Chandigarh as Cultural Project
Chandigarh is often understood through Le Corbusier’s dramatic Capitol Complex, but it was at the smaller scale with Drew’s careful layout and Fry’s neighbourhood-level interventions, that made the city function. Their approach was not to emulate European models, but to negotiate between internationalist ideals and Indian realities. As Fry once said, climate was the ultimate guide in Indian architecture — more influential than tradition or theory.
Their cinema, schools, and housing clusters were built with brick, shading, and low-cost materials that could be reproduced, adapted, and inhabited. This was modernism not as monument, but empirical, and socially attuned. Much like the surrealists, Drew and Fry sought to liberate —only their canvas was the built environment.
Chandigarh Junior School
A Shared Legacy of Experimental Living
The legacy of these four figures is not confined to buildings or images, but to the environments — both physical and intellectual — they helped create. Whether through Miller’s lens or Drew’s blueprints, each sought a break from the past and a blueprint for the future.

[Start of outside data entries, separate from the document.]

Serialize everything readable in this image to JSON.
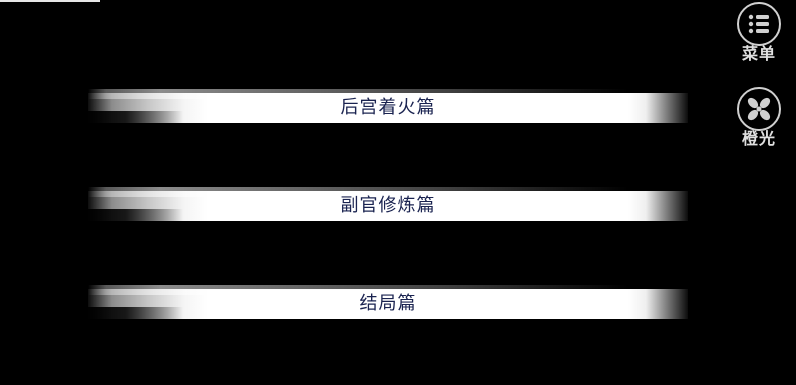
{
  "chapters": [
    {
      "label": "后宫着火篇"
    },
    {
      "label": "副官修炼篇"
    },
    {
      "label": "结局篇"
    }
  ],
  "side_buttons": {
    "menu": {
      "label": "菜单",
      "icon": "list-menu-icon"
    },
    "light": {
      "label": "橙光",
      "icon": "pinwheel-icon"
    }
  },
  "colors": {
    "background": "#000000",
    "chapter_text": "#1a2350",
    "button_text": "#e0e0e0"
  }
}
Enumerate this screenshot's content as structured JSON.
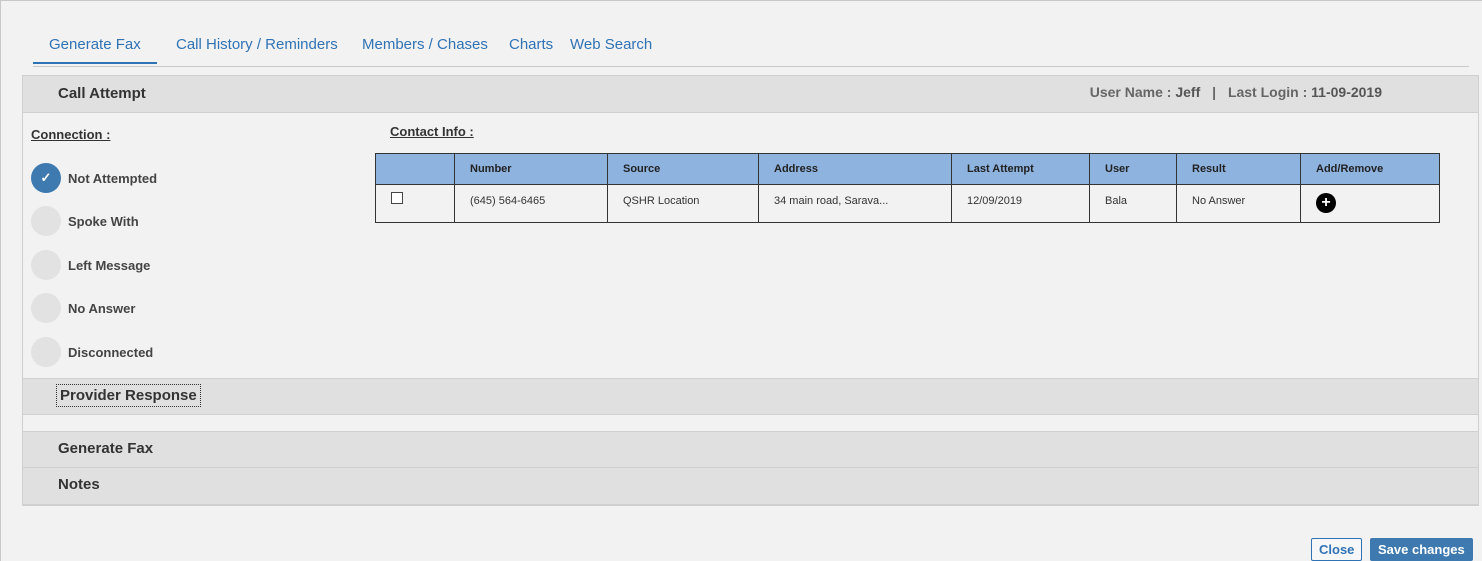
{
  "tabs": [
    "Generate Fax",
    "Call History / Reminders",
    "Members / Chases",
    "Charts",
    "Web Search"
  ],
  "call_attempt": {
    "title": "Call Attempt",
    "user_name_label": "User Name :",
    "user_name": "Jeff",
    "separator": "|",
    "last_login_label": "Last Login :",
    "last_login": "11-09-2019"
  },
  "connection": {
    "label": "Connection :",
    "options": [
      "Not Attempted",
      "Spoke With",
      "Left Message",
      "No Answer",
      "Disconnected"
    ],
    "selected": "Not Attempted"
  },
  "contact_info": {
    "label": "Contact Info :",
    "columns": [
      "",
      "Number",
      "Source",
      "Address",
      "Last Attempt",
      "User",
      "Result",
      "Add/Remove"
    ],
    "rows": [
      {
        "number": "(645) 564-6465",
        "source": "QSHR Location",
        "address": "34 main road, Sarava...",
        "last_attempt": "12/09/2019",
        "user": "Bala",
        "result": "No Answer"
      }
    ]
  },
  "sections": [
    "Provider Response",
    "Generate Fax",
    "Notes"
  ],
  "icons": {
    "check": "check-icon",
    "add": "plus-circle-icon"
  },
  "colors": {
    "accent": "#2f73b5",
    "table_header": "#8eb3df",
    "radio_checked": "#3e79b0"
  },
  "buttons": {
    "close": "Close",
    "save": "Save changes"
  }
}
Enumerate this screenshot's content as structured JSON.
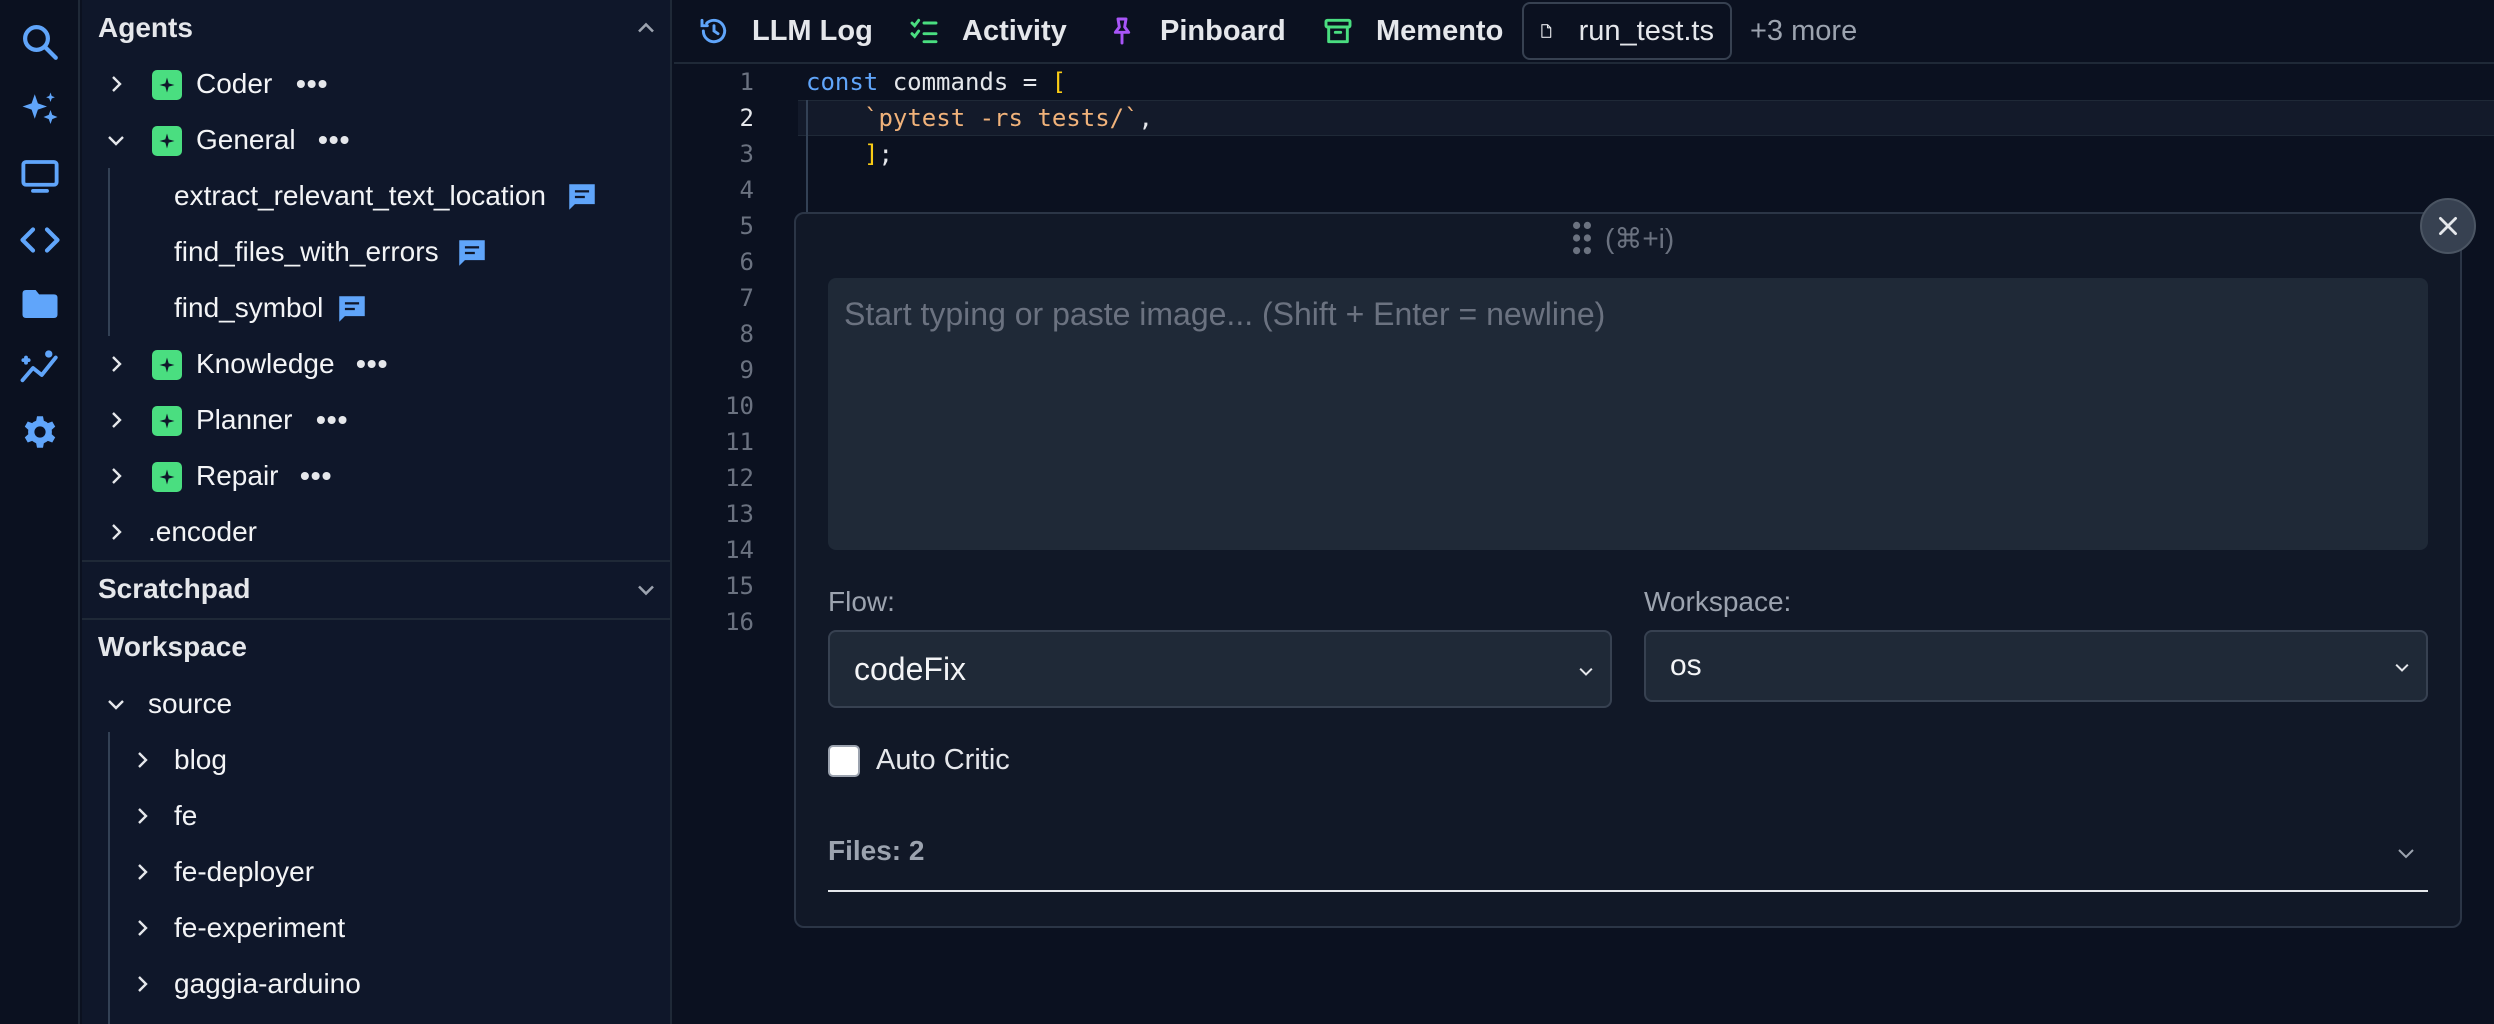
{
  "sidebar": {
    "agents_header": "Agents",
    "agents": [
      {
        "name": "Coder",
        "expanded": false
      },
      {
        "name": "General",
        "expanded": true,
        "children": [
          "extract_relevant_text_location",
          "find_files_with_errors",
          "find_symbol"
        ]
      },
      {
        "name": "Knowledge",
        "expanded": false
      },
      {
        "name": "Planner",
        "expanded": false
      },
      {
        "name": "Repair",
        "expanded": false
      }
    ],
    "encoder_label": ".encoder",
    "more_dots": "•••",
    "scratchpad_header": "Scratchpad",
    "workspace_header": "Workspace",
    "workspace_root": "source",
    "workspace_folders": [
      "blog",
      "fe",
      "fe-deployer",
      "fe-experiment",
      "gaggia-arduino"
    ]
  },
  "tabs": {
    "items": [
      "LLM Log",
      "Activity",
      "Pinboard",
      "Memento"
    ],
    "file_tab": "run_test.ts",
    "more": "+3 more"
  },
  "editor": {
    "line_numbers": [
      "1",
      "2",
      "3",
      "4",
      "5",
      "6",
      "7",
      "8",
      "9",
      "10",
      "11",
      "12",
      "13",
      "14",
      "15",
      "16"
    ],
    "active_line": 2,
    "code": {
      "l1_kw": "const",
      "l1_rest": " commands = ",
      "l1_bracket": "[",
      "l2_str": "`pytest -rs tests/`",
      "l2_comma": ",",
      "l3_bracket": "]",
      "l3_semi": ";"
    }
  },
  "prompt": {
    "shortcut_hint": "(⌘+i)",
    "placeholder": "Start typing or paste image... (Shift + Enter = newline)",
    "flow_label": "Flow:",
    "flow_value": "codeFix",
    "workspace_label": "Workspace:",
    "workspace_value": "os",
    "auto_critic_label": "Auto Critic",
    "auto_critic_checked": false,
    "files_label": "Files: 2"
  },
  "colors": {
    "accent_blue": "#60a5fa",
    "agent_green": "#4ade80",
    "pin_purple": "#a855f7"
  }
}
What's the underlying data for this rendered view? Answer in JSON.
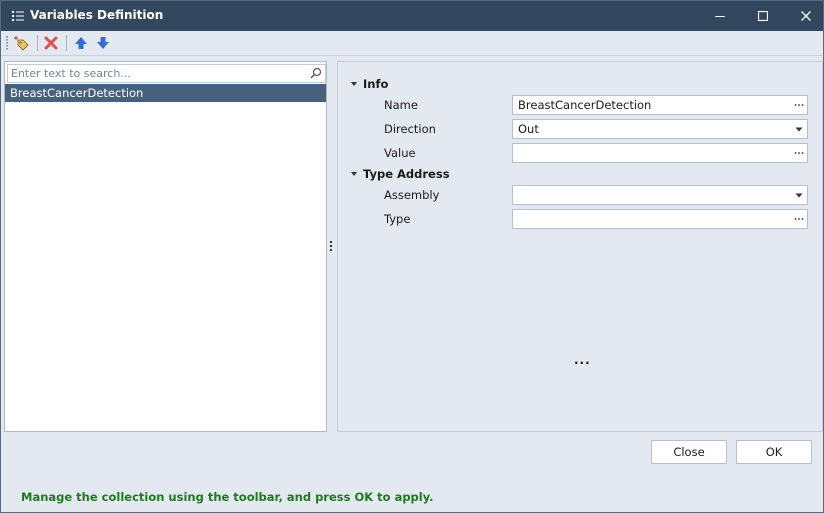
{
  "window": {
    "title": "Variables Definition",
    "minimize_icon": "minimize-icon",
    "maximize_icon": "maximize-icon",
    "close_icon": "close-icon"
  },
  "toolbar": {
    "buttons": [
      {
        "icon": "add-tag-icon"
      },
      {
        "icon": "delete-icon",
        "color": "#d9534f"
      },
      {
        "icon": "arrow-up-icon",
        "color": "#2f6fd0"
      },
      {
        "icon": "arrow-down-icon",
        "color": "#2f6fd0"
      }
    ]
  },
  "search": {
    "placeholder": "Enter text to search...",
    "value": ""
  },
  "variables": [
    {
      "label": "BreastCancerDetection",
      "selected": true
    }
  ],
  "properties": {
    "info": {
      "label": "Info",
      "name": {
        "label": "Name",
        "value": "BreastCancerDetection"
      },
      "direction": {
        "label": "Direction",
        "value": "Out"
      },
      "value": {
        "label": "Value",
        "value": ""
      }
    },
    "type_address": {
      "label": "Type Address",
      "assembly": {
        "label": "Assembly",
        "value": ""
      },
      "type": {
        "label": "Type",
        "value": ""
      }
    }
  },
  "description": "...",
  "buttons": {
    "close": "Close",
    "ok": "OK"
  },
  "status_text": "Manage the collection using the toolbar, and press OK to apply.",
  "colors": {
    "title_bar": "#33475e",
    "selection": "#47607e",
    "status": "#1e7a1e",
    "background": "#e4e8f0"
  }
}
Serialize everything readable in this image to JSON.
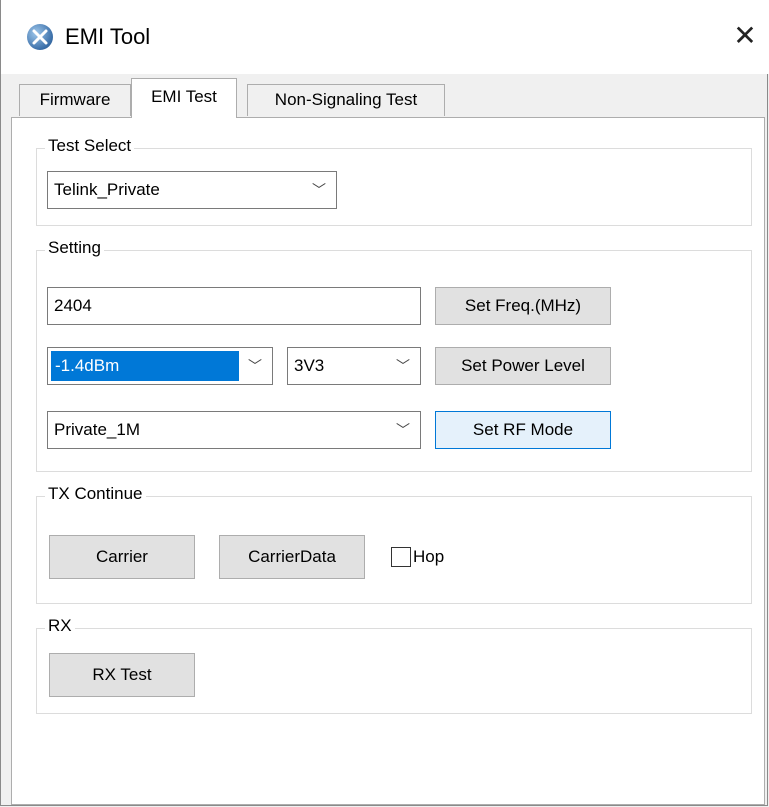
{
  "window": {
    "title": "EMI Tool",
    "close_glyph": "✕",
    "icon": "app-globe-icon"
  },
  "tabs": [
    {
      "label": "Firmware",
      "active": false
    },
    {
      "label": "EMI Test",
      "active": true
    },
    {
      "label": "Non-Signaling Test",
      "active": false
    }
  ],
  "test_select": {
    "title": "Test Select",
    "value": "Telink_Private"
  },
  "setting": {
    "title": "Setting",
    "freq_value": "2404",
    "set_freq_label": "Set Freq.(MHz)",
    "power_value": "-1.4dBm",
    "voltage_value": "3V3",
    "set_power_label": "Set Power Level",
    "rf_mode_value": "Private_1M",
    "set_rf_mode_label": "Set RF Mode"
  },
  "tx_continue": {
    "title": "TX Continue",
    "carrier_label": "Carrier",
    "carrier_data_label": "CarrierData",
    "hop_label": "Hop",
    "hop_checked": false
  },
  "rx": {
    "title": "RX",
    "rx_test_label": "RX Test"
  },
  "dropdown_arrow": "﹀",
  "colors": {
    "selection": "#0078d7",
    "focus_border": "#0078d7"
  }
}
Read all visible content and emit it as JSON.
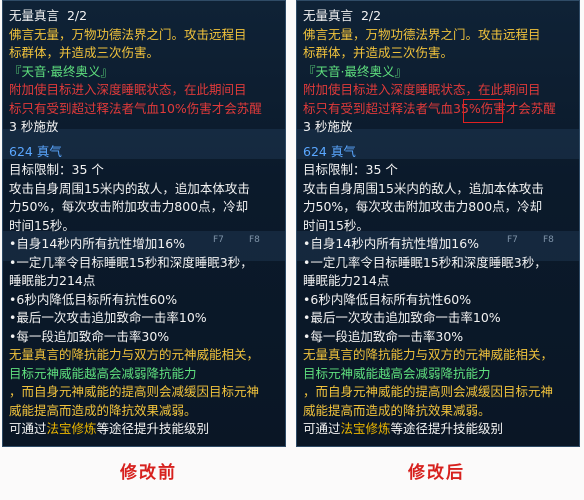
{
  "panels": [
    {
      "title": "无量真言",
      "level": "2/2",
      "desc": [
        "佛言无量，万物功德法界之门。攻击远程目",
        "标群体，并造成三次伤害。"
      ],
      "tag": "『天音·最终奥义』",
      "effect": [
        "附加使目标进入深度睡眠状态，在此期间目",
        "标只有受到超过释法者气血10%伤害才会苏醒"
      ],
      "cast": "3 秒施放",
      "chi": "624 真气",
      "limit": "目标限制：35 个",
      "attack": [
        "攻击自身周围15米内的敌人，追加本体攻击",
        "力50%，每次攻击附加攻击力800点，冷却",
        "时间15秒。"
      ],
      "buffs": [
        "•自身14秒内所有抗性增加16%",
        "•一定几率令目标睡眠15秒和深度睡眠3秒，",
        "睡眠能力214点",
        "•6秒内降低目标所有抗性60%",
        "•最后一次攻击追加致命一击率10%",
        "•每一段追加致命一击率30%"
      ],
      "note": [
        "无量真言的降抗能力与双方的元神威能相关，",
        "目标元神威能越高会减弱降抗能力",
        "，而自身元神威能的提高则会减缓因目标元神",
        "威能提高而造成的降抗效果减弱。"
      ],
      "footer_prefix": "可通过",
      "footer_link": "法宝修炼",
      "footer_suffix": "等途径提升技能级别"
    },
    {
      "title": "无量真言",
      "level": "2/2",
      "desc": [
        "佛言无量，万物功德法界之门。攻击远程目",
        "标群体，并造成三次伤害。"
      ],
      "tag": "『天音·最终奥义』",
      "effect": [
        "附加使目标进入深度睡眠状态，在此期间目",
        "标只有受到超过释法者气血35%伤害才会苏醒"
      ],
      "cast": "3 秒施放",
      "chi": "624 真气",
      "limit": "目标限制：35 个",
      "attack": [
        "攻击自身周围15米内的敌人，追加本体攻击",
        "力50%，每次攻击附加攻击力800点，冷却",
        "时间15秒。"
      ],
      "buffs": [
        "•自身14秒内所有抗性增加16%",
        "•一定几率令目标睡眠15秒和深度睡眠3秒，",
        "睡眠能力214点",
        "•6秒内降低目标所有抗性60%",
        "•最后一次攻击追加致命一击率10%",
        "•每一段追加致命一击率30%"
      ],
      "note": [
        "无量真言的降抗能力与双方的元神威能相关，",
        "目标元神威能越高会减弱降抗能力",
        "，而自身元神威能的提高则会减缓因目标元神",
        "威能提高而造成的降抗效果减弱。"
      ],
      "footer_prefix": "可通过",
      "footer_link": "法宝修炼",
      "footer_suffix": "等途径提升技能级别"
    }
  ],
  "captions": {
    "left": "修改前",
    "right": "修改后"
  },
  "fkeys": [
    "F7",
    "F8"
  ],
  "colors": {
    "highlight": "#e02020",
    "accent_yellow": "#f0c23c",
    "accent_green": "#5fe07e",
    "accent_red": "#e03a3a"
  }
}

They understood, intuitively and experientially, that modernity was not a style but a method, and often improvisational.
Their meeting points, whether over dinner at Farleys or in ICA debates, were not incidental. They were deliberate exchanges between people who believed that creativity was the engine of progress. The warmth of Miller’s kitchen, the rigour of Fry’s lecture notes, the dream scapes of Penrose’s collages, and the calm geometry of Drew’s housing plans, they all tell part of the same story.
Of course it was not all social progress. When Drew suggested the creation of unisex toilet facilities at the ICA to allow for more exhibition space, Lee Miller stepped in to point out that she did not intend to use toilets that men had pissed all over. And that debate still rages on today.